By Andrea Tornielli
One year after the aggression against Ukraine perpetrated by the Russian Federation, more than seventeen million people in the attacked country are in need of humanitarian assistance; eight million are refugees abroad; and six million are internally displaced. There are more than twenty thousand civilian casualties, and about one hundred thousand military casualties on both fronts. In the face of this senseless carnage in the heart of Christian Europe, where soldiers who share the same baptism are fighting each other, a massacre that is leading humanity towards self-destruction by ever faster steps, one cannot help but take up the dramatic question that the Successor of Peter addressed to the international community and to each one of us: “Has everything possible been done to stop the war?” It is difficult to answer “yes” in the face of the apathy and lack of creativity of diplomacy and of international bodies.

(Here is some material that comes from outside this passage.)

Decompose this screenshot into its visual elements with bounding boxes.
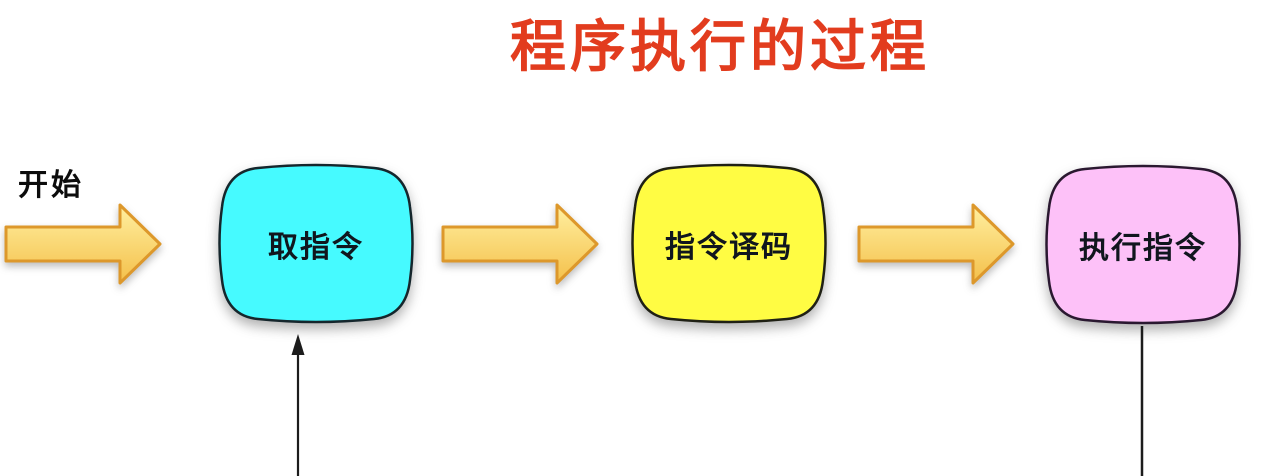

It is difficult to answer “yes” in the face of the acceleration of the arms race and the single-minded militaristic rhetoric that stigmatizes any doubts about war escalation.
Pope Francis has made countless appeals, crying out, in harmony with his predecessors, his heartfelt “No to war!” It is the same “Never again war!” that Saint Paul VI pleaded in front of the United Nations Assembly on 4 October 1965; it is that “Never again war!” that Saint John Paul II cried out – ill and unfortunately unheard – at the Angelus of 16 March 2003, to avert the wretched invasion of Iraq, the consequences of which are still visible to all after the transformation for many years of that country into the breeding ground of all fundamentalist terrorism.
Pope Francis’ appeal is addressed to “those who have authority over nations to make a concrete commitment to end the conflict, to achieve a cease-fire and to start peace negotiations,” because a victory “built on rubble will never be a true victory!” And the wounds of hatred and resentment that the barbarity of war has caused will remain for certainly longer than the time needed to rebuild Ukraine.
In the face of all this, the commitment of those who help the victims and welcome the displaced is a concrete sign of hope, pointing the way to fraternity, non-violence, and peace. There is a civil society that marches, prays, works for, and invokes peace – like the one that will walk from Perugia to Assisi tonight. A civil society whose voice deserves more space. There are people, believers and non-believers, who are asking the aggressor, Vladimir Putin, to stop; and asking all governments – beginning with those of the most powerful Countries – to bet on peace and not on the inevitability of a devastating conflict that is destined to increasingly mark the future of Europe and all humanity. Are we doing all we can to stop this war?